Les éléments qui composaient Wowee Zowee étaient reformés à l’envi, au sein d’un environnement hostile, parfois d’un abandon qui montrait bien où était le cœur du groupe ; volonté à se laisser emporter, à perdre la tête, à avoir l’air de conceptuels de la spontanéité, avec Malkmus qui faisait le jeu des manigances des autres, qui démontait leurs plans et leurs calculs pour mieux affirmer une liberté - celle qui ne donne aucun droit, mais provoque la jubilation. Le non-sens était élevé comme une défense. Il passait au crible les obessions de ses contemporains, en faisait la dynamique de son propre mouvement. La répétition et la monotonie des autres devenait un tremplin. 

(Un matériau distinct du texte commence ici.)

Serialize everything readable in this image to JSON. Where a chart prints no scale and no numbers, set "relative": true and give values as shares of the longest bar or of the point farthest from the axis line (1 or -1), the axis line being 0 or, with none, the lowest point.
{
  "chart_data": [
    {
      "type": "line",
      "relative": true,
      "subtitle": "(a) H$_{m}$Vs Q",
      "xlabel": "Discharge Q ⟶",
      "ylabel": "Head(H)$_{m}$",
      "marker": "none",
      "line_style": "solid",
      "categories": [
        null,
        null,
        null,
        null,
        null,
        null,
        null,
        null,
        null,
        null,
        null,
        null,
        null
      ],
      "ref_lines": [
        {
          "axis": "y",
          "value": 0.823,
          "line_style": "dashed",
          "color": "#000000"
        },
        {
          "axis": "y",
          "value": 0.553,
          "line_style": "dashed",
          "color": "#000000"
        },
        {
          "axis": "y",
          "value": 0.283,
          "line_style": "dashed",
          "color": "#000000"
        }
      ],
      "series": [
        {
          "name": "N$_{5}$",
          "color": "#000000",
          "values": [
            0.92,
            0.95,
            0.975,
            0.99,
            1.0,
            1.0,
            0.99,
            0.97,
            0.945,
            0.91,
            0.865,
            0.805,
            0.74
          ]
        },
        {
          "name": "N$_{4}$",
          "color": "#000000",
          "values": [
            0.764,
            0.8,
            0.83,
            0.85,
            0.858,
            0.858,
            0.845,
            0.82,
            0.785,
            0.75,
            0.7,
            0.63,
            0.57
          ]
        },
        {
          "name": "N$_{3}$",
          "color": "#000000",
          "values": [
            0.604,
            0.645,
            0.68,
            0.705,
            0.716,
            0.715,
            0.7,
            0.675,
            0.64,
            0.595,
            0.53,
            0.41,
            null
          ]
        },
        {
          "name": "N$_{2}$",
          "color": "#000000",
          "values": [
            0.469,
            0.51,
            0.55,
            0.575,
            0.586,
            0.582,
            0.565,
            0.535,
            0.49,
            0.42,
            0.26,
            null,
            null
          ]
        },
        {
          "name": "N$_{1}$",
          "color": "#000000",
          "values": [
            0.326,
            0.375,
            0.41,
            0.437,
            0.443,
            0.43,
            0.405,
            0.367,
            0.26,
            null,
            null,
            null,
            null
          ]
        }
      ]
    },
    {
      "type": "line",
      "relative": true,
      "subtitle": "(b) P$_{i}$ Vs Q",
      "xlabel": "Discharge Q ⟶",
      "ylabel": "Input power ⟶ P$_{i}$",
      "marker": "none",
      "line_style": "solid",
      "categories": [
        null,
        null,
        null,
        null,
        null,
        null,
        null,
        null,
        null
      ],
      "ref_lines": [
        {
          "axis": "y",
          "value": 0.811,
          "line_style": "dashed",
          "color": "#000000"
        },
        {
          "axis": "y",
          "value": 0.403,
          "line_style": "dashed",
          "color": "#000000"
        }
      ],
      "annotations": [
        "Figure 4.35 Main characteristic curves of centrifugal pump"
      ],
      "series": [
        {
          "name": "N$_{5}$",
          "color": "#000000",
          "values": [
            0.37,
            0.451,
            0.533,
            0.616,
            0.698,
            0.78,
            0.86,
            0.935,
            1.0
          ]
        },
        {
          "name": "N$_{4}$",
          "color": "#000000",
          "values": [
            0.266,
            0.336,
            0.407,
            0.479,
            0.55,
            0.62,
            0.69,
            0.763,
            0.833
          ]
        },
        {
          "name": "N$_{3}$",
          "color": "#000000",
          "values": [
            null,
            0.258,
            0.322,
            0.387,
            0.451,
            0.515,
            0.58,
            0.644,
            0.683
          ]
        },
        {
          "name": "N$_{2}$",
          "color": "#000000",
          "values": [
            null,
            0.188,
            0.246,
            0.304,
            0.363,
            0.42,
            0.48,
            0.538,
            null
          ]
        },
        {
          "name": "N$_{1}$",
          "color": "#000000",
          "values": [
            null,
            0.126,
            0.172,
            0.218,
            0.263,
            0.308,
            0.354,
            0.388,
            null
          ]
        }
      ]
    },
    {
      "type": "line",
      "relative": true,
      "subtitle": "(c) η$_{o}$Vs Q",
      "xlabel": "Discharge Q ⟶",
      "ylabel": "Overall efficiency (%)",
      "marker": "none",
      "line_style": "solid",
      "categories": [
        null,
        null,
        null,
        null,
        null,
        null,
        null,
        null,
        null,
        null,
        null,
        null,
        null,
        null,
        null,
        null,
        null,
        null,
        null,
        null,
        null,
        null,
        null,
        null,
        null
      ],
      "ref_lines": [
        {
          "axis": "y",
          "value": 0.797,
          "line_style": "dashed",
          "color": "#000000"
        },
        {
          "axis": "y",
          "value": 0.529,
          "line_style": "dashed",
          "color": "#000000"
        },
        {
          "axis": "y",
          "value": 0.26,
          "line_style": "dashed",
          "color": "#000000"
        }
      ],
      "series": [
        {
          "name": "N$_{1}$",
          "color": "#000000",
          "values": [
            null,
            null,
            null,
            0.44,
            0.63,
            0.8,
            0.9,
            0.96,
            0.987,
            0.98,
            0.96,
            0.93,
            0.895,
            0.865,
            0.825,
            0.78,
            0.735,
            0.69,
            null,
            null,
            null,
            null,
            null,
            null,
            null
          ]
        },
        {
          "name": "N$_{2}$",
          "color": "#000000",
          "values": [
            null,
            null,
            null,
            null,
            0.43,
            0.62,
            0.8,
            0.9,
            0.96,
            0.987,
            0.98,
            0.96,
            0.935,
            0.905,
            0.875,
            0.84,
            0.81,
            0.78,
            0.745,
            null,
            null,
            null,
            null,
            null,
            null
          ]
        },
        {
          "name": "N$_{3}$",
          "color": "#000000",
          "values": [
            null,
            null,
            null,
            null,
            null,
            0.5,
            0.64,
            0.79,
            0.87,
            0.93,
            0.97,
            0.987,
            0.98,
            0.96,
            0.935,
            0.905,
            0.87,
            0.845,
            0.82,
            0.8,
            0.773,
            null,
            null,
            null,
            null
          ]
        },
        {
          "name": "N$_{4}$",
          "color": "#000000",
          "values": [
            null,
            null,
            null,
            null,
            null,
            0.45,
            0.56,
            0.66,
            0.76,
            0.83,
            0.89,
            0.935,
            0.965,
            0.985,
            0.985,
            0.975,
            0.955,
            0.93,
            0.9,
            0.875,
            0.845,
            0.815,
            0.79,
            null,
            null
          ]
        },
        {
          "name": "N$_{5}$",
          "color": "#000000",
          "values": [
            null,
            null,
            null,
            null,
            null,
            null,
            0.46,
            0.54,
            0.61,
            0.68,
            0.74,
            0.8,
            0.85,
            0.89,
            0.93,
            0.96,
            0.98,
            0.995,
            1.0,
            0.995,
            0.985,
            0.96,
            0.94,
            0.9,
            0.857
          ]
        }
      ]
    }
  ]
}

Wowee Zowee laisse rêveur… Les journalistes n’avaient déjà plus d’emprise sur le groupe en 1995. Ou plutôt, ils ne pouvaient en dire que du bien, parce que s’ils adoptaient une attitude négative envers eux, on pouvait toujours arguer qu’ils n’avaient pas compris, qu’il leur manquait un élément. Et ce, encore plus maintenant que le groupe a atteint le statut de culte ; nulle âme qui vive ne peut leur mettre de bâtons dans les roues. D’ailleurs, à quoi ça servirait ? 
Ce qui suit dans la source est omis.